Anonimitas semu dan jarak fisik seringkali membuat individu merasa bebas melontarkan kalimat merendahkan tanpa konsekuensi langsung. Namun, kecepatan penyebaran informasi di dunia maya berarti satu komentar negatif dapat dengan cepat menjadi badai, merusak reputasi dan mental korban secara mendalam. Trauma psikologis, kecemasan, hingga depresi adalah dampak nyata yang seringkali diabaikan oleh sang pengetik.
Fenomena penghinaan online bukan sekadar masalah etika.
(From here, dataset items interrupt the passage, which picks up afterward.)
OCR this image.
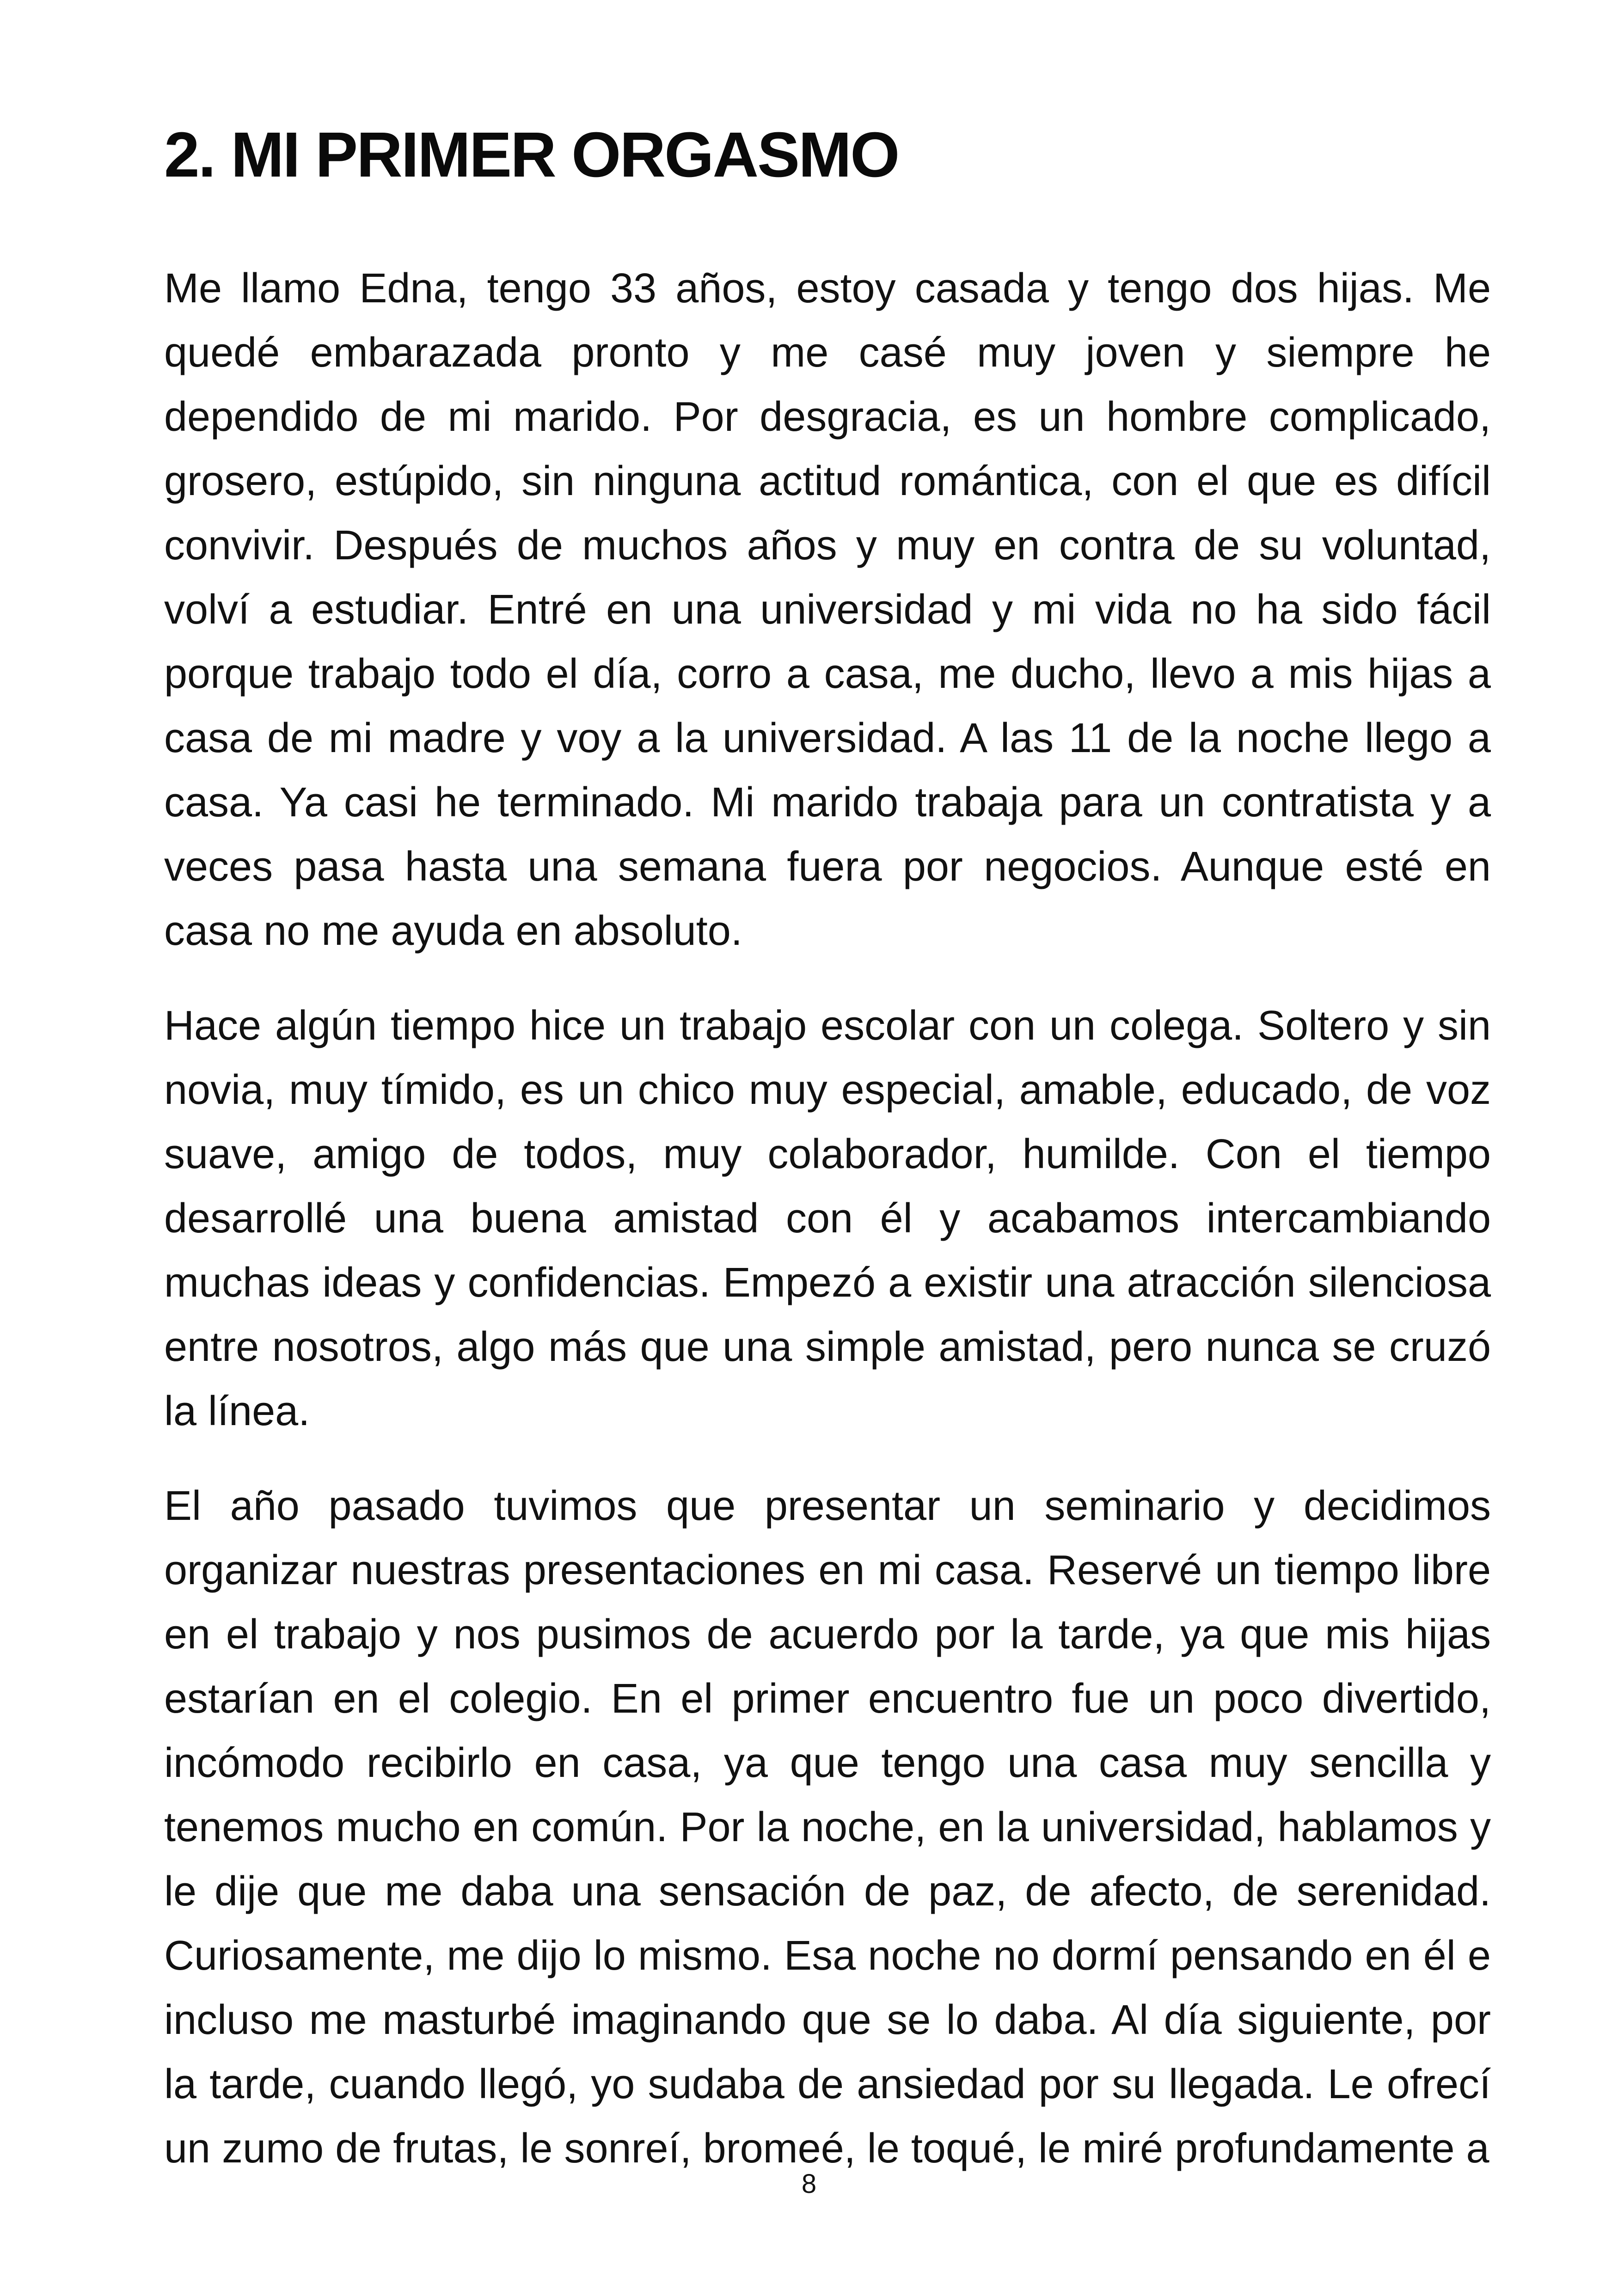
2. MI PRIMER ORGASMO

Me llamo Edna, tengo 33 años, estoy casada y tengo dos hijas. Me quedé embarazada pronto y me casé muy joven y siempre he dependido de mi marido. Por desgracia, es un hombre complicado, grosero, estúpido, sin ninguna actitud romántica, con el que es difícil convivir. Después de muchos años y muy en contra de su voluntad, volví a estudiar. Entré en una universidad y mi vida no ha sido fácil porque trabajo todo el día, corro a casa, me ducho, llevo a mis hijas a casa de mi madre y voy a la universidad. A las 11 de la noche llego a casa. Ya casi he terminado. Mi marido trabaja para un contratista y a veces pasa hasta una semana fuera por negocios. Aunque esté en casa no me ayuda en absoluto.

Hace algún tiempo hice un trabajo escolar con un colega. Soltero y sin novia, muy tímido, es un chico muy especial, amable, educado, de voz suave, amigo de todos, muy colaborador, humilde. Con el tiempo desarrollé una buena amistad con él y acabamos intercambiando muchas ideas y confidencias. Empezó a existir una atracción silenciosa entre nosotros, algo más que una simple amistad, pero nunca se cruzó la línea.

El año pasado tuvimos que presentar un seminario y decidimos organizar nuestras presentaciones en mi casa. Reservé un tiempo libre en el trabajo y nos pusimos de acuerdo por la tarde, ya que mis hijas estarían en el colegio. En el primer encuentro fue un poco divertido, incómodo recibirlo en casa, ya que tengo una casa muy sencilla y tenemos mucho en común. Por la noche, en la universidad, hablamos y le dije que me daba una sensación de paz, de afecto, de serenidad. Curiosamente, me dijo lo mismo. Esa noche no dormí pensando en él e incluso me masturbé imaginando que se lo daba. Al día siguiente, por la tarde, cuando llegó, yo sudaba de ansiedad por su llegada. Le ofrecí un zumo de frutas, le sonreí, bromeé, le toqué, le miré profundamente a

8
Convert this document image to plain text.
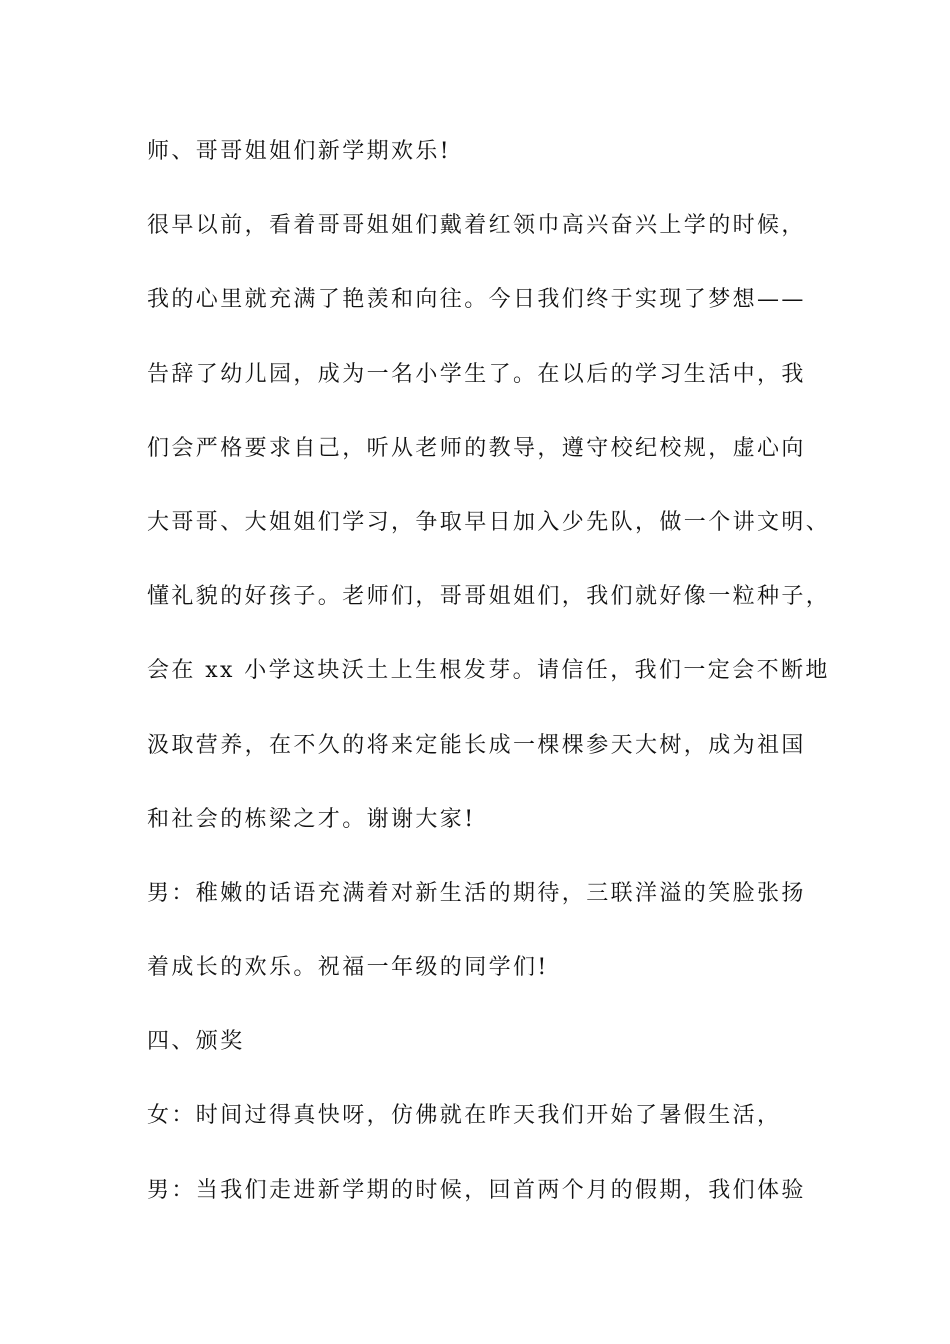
师、哥哥姐姐们新学期欢乐!

很早以前，看着哥哥姐姐们戴着红领巾高兴奋兴上学的时候，

我的心里就充满了艳羡和向往。今日我们终于实现了梦想——

告辞了幼儿园，成为一名小学生了。在以后的学习生活中，我

们会严格要求自己，听从老师的教导，遵守校纪校规，虚心向

大哥哥、大姐姐们学习，争取早日加入少先队，做一个讲文明、

懂礼貌的好孩子。老师们，哥哥姐姐们，我们就好像一粒种子，

会在 xx 小学这块沃土上生根发芽。请信任，我们一定会不断地

汲取营养，在不久的将来定能长成一棵棵参天大树，成为祖国

和社会的栋梁之才。谢谢大家!

男：稚嫩的话语充满着对新生活的期待，三联洋溢的笑脸张扬

着成长的欢乐。祝福一年级的同学们!

四、颁奖

女：时间过得真快呀，仿佛就在昨天我们开始了暑假生活，

男：当我们走进新学期的时候，回首两个月的假期，我们体验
Di Indonesia, ada payung hukum seperti UU ITE yang siap menjerat pelaku pencemaran nama baik atau penghinaan di media sosial. Lebih dari itu, maraknya ujaran kebencian menciptakan ekosistem digital yang toksik, mengikis empati, dan memicu polarisasi di masyarakat.
Maka, sudah saatnya kita menyadari bahwa setiap ketikan memiliki bobot. Mari jadikan media sosial sebagai ruang positif untuk berbagi dan berinteraksi, bukan arena untuk melukai dengan kata-kata. Karena luka digital, sama perihnya dengan luka fisik.